Dei tre, Tinterri ha scelto di dedicare gran parte dei suoi studi a Savinio, curando, per Adelphi, i testi teatrali, i romanzi, le critiche raccolte in Palchetti romani, mentre con le edizioni del Mulino pubblicò una monografia (1993) che, in edizione riveduta e corretta, viene riproposta da Mattia Visani per Cue Press.
Anche questo fu, allora, un libro fondamentale, proprio perché c’era bisogno che qualcuno desse ordine a un autore un po’ disordinato come Savinio, la cui irrefrenabile fantasia spaziava tra generi diversi, ovvero tra musica, pittura, teatro, con incursioni nella scenografia e nella regia.

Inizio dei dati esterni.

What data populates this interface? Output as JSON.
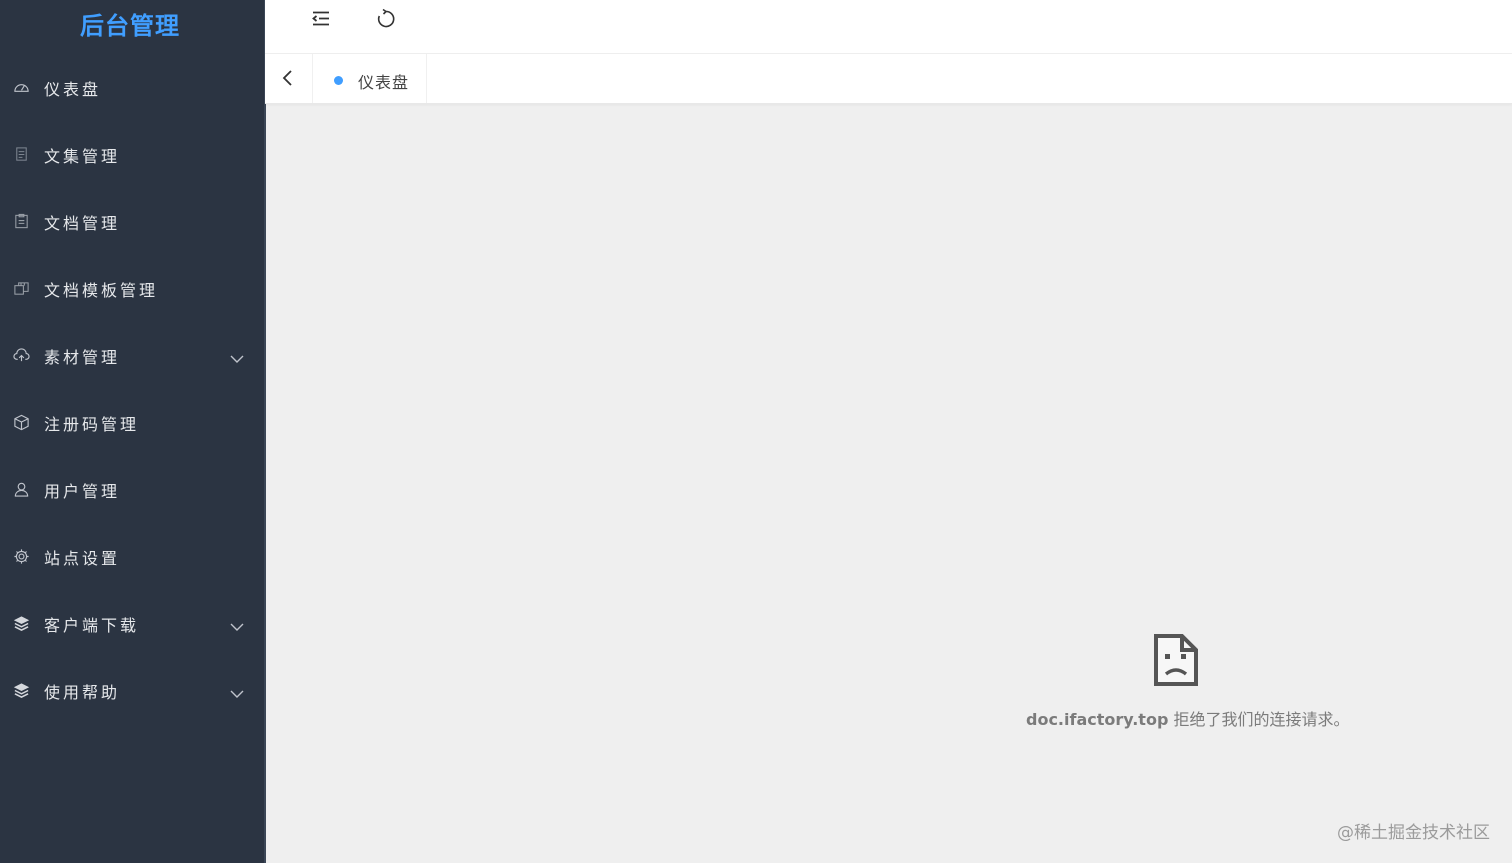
{
  "brand": {
    "title": "后台管理",
    "color": "#409eff"
  },
  "sidebar": {
    "background": "#2b3442",
    "items": [
      {
        "label": "仪表盘",
        "icon": "dashboard-icon",
        "expandable": false
      },
      {
        "label": "文集管理",
        "icon": "document-icon",
        "expandable": false
      },
      {
        "label": "文档管理",
        "icon": "notebook-icon",
        "expandable": false
      },
      {
        "label": "文档模板管理",
        "icon": "copy-document-icon",
        "expandable": false
      },
      {
        "label": "素材管理",
        "icon": "upload-cloud-icon",
        "expandable": true
      },
      {
        "label": "注册码管理",
        "icon": "box-icon",
        "expandable": false
      },
      {
        "label": "用户管理",
        "icon": "user-icon",
        "expandable": false
      },
      {
        "label": "站点设置",
        "icon": "setting-icon",
        "expandable": false
      },
      {
        "label": "客户端下载",
        "icon": "layers-icon",
        "expandable": true
      },
      {
        "label": "使用帮助",
        "icon": "layers-icon",
        "expandable": true
      }
    ]
  },
  "toolbar": {
    "collapse_icon": "fold-menu-icon",
    "refresh_icon": "refresh-icon"
  },
  "tabs": {
    "back_icon": "chevron-left-icon",
    "items": [
      {
        "label": "仪表盘",
        "active_dot_color": "#409eff"
      }
    ]
  },
  "content": {
    "error": {
      "icon": "sad-document-icon",
      "host": "doc.ifactory.top",
      "message": " 拒绝了我们的连接请求。"
    }
  },
  "watermark": "@稀土掘金技术社区"
}
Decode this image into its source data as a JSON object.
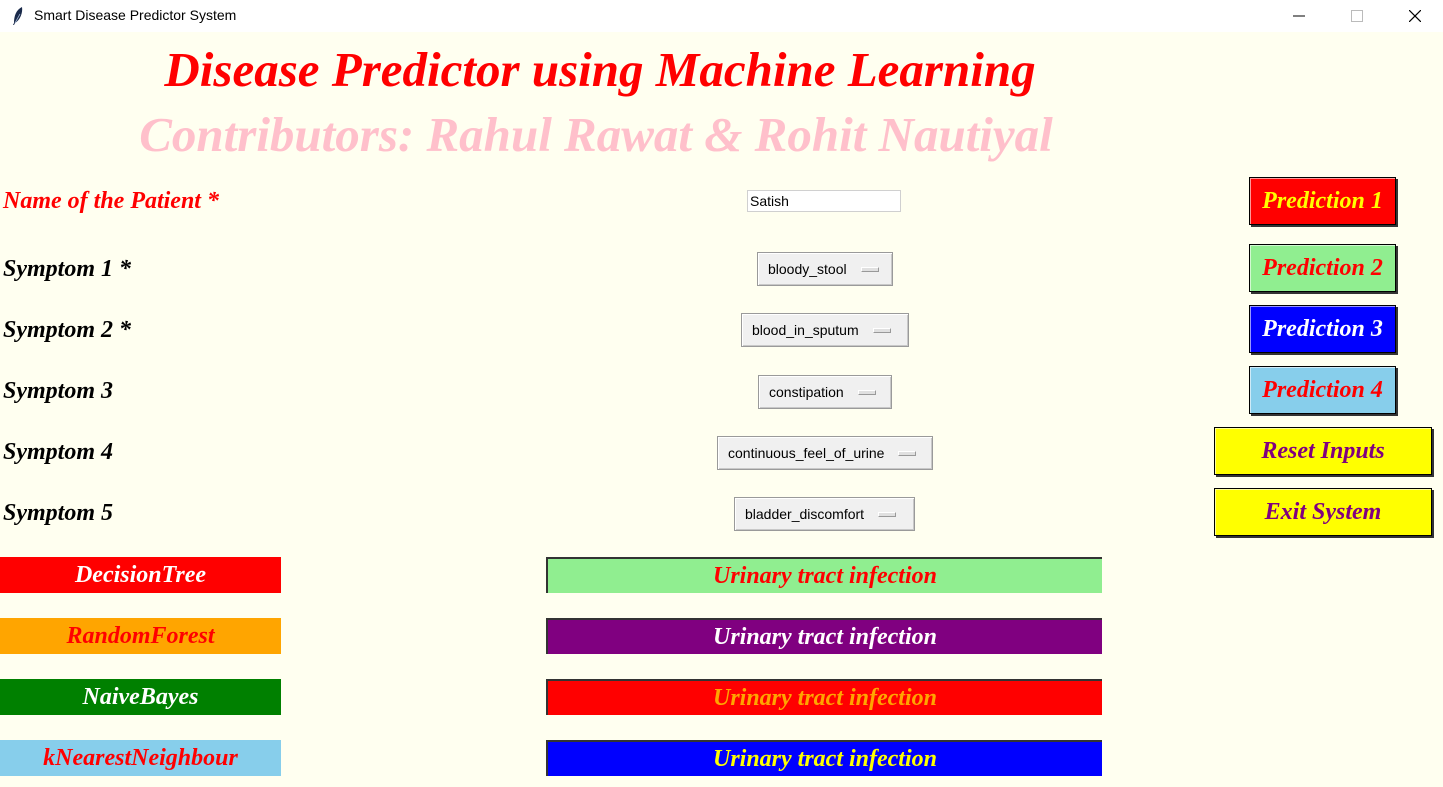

Per Tinterri, Savinio doveva ritenersi uomo di spettacolo, essendo, il palcoscenico, il luogo ideale dove potesse trovare approdo il suo multilinguismo. Tinterri si chiede, e me lo chiedo anch’io, perché la scena italiana, che pullula di autori improvvisati, non smetta di essere in ritardo su autori come Savinio, Rosso, Bontempelli, che costituiscono il meglio di quel periodo rivoluzionario che li vide muoversi con e attorno a Pirandello, con lo scopo di inserire il teatro italiano in una dimensione europea, contribuendo, non solo all’innovazione linguistica, ma anche scenica.
Per questi autori contava la parola, alla quale, specie per Savinio, spettava il compito di creare delle ‘visioni’ che l’attore doveva rivestire con voce e corpo. All’inizio del Novecento, si affermarono i movimenti avanguardistici, ai quali dette un contributo determinante il futurismo, un po’ meno D’Annunzio con i due Sogni, che tendevano, involontariamente, al simbolismo. Savinio, Rosso e Bontempelli, sotto la guida di Pirandello, cercarono di scardinare il teatro borghese, ma fu Savinio l’autore più avanguardista, avendo inserito la sua scrittura scenica in una dimensione mitico surrealista, tanto da mettere in crisi i suoi esecutori, come accadde a Strehler quando curò la regia di Alcesti di Samuele con attori non adatti a quel tipo di teatro, come Pilotto e la Brignone.
Tinterri ci racconta come e quando Savinio si era convertito al teatro, ma anche le vicissitudini di Capitano Ulisse, pronto per andare in scena al Teatro D’Arte, ma che dovette accontentarsi di una messinscena raffazzonata al Teatro degli Indipendenti di Bragaglia (1938) con la regia improvvisata di Nando Tamberlani. Bisognerà attendere il 1990, quando Pietro Carriglio, allora direttore del Biondo di Palermo, commissionò a Mario Missiroli la regia di Capitano Ulisse, che fu presentato come un vero e proprio classico, benché Missiroli si fosse lasciato prendere la mano, ricorrendo a generi diversi che, sul palcoscenico, fecero stridere alquanto.
Ne fummo testimoni io e lo stesso Tinterri. Sono, però, convinto che autori come Rosso, Bontempelli e Savinio, abbiano bisogno di grandi istituzioni teatrali o grandi compagnie per essere rappresentati. Lo capì Egisto Marcucci che con Emma B vedova Giocasta realizzò uno spettacolo esemplare, con Valeria Moriconi protagonista, con la quale realizzerà un altro testo, tratto da un racconto La nostra anima, che debuttò al Festival di Spoleto. Ma è giusto anche ricordare La partenza degli Argonauti, con la regia di Perlini e Il coturno e la ciabatta di Ida Omboni e Paolo Poli. Poi, il silenzio. Il volume di Tinterri potrebbe essere d’auspicio a nuove messinscene.